It's about 15C (60F) in Underground Orvieto -- a perfect break from a hot, hot day above ground, and an opportunity to learn about the mysterious Etruscan people who settled here long before the Romans, long Before Christ.
Orvieto, an ancient Etruscan city that sits high atop a massive hill formed of volcanic Tufa-rock and located about 95 kilometres northeast of Rome, is both beautiful and fascinating.
Its Duomo, with a spectacular 13-14th century facade, is one of the loveliest I've ever seen, and its streets and other churches so pleasant.

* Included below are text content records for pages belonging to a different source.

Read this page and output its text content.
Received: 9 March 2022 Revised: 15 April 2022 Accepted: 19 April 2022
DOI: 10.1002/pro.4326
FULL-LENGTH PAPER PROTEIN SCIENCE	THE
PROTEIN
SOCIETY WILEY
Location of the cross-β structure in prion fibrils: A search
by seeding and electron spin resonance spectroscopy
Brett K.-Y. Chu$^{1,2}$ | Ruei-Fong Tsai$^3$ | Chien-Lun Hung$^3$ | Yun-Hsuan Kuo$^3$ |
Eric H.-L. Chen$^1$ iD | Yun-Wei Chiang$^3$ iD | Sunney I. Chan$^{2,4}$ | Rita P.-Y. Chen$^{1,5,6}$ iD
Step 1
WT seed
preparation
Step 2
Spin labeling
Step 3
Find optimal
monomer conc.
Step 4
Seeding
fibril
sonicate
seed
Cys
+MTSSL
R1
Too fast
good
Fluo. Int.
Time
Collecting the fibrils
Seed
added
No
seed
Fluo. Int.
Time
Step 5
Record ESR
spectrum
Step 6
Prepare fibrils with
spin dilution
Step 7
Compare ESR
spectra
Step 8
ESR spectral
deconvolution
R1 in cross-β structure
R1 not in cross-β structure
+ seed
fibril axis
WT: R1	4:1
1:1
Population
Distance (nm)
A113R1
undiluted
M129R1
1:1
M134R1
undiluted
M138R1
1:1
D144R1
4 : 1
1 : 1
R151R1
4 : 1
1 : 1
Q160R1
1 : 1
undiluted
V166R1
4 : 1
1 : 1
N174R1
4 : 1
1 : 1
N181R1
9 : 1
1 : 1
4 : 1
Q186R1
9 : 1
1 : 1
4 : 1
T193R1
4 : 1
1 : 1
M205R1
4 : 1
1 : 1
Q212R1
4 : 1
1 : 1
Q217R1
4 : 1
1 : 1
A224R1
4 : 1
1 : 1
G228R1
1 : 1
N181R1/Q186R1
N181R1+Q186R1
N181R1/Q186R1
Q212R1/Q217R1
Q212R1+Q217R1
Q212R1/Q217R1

Yesterday, I desperately needed a break from the city and hopped a train out of Rome. Orvieto was just what I needed.
I had visited here before but was so rushed and disgruntled on that day that it was as if I had never really seen the city. So this time, I felt I was starting fresh, seeing the major tourist attractions for the first time.
Starting with the Underground Orvieto tour. Quite a contrast from the beauty above ground, but also very cool and mysterious. By walking through the caves and tunnels, it was easy to image the lives of the Etruscan people who lived here and set up their temples, workshops, and deep wells in the hundreds of caves that burrow beneath the city.
The Etruscans established the city, called Velzna, between the 9th and 3rd century BC but were eventually driven out by the Romans.
The caves helped them stay cool when working in the summer, and warm during the late autumn/early winter when the olives are harvested and crushed into precious oil.
I wonder if they ate wild boar that was anywhere as delicious as the cinghiale I enjoyed (with polenta) at Trattoria Etrusca, near the Duomo?
Back above ground, I was of course fascinated most by the Duomo, and found some interesting sculptures on the facade, especially this Annunciation (for my collection!)
Some lovely Umbrian views from the walls of Orvieto:
And some cool street art on Via Michelangeli, which is crowded with craftsmen of all types, but especially wood-workers and ceramics makers.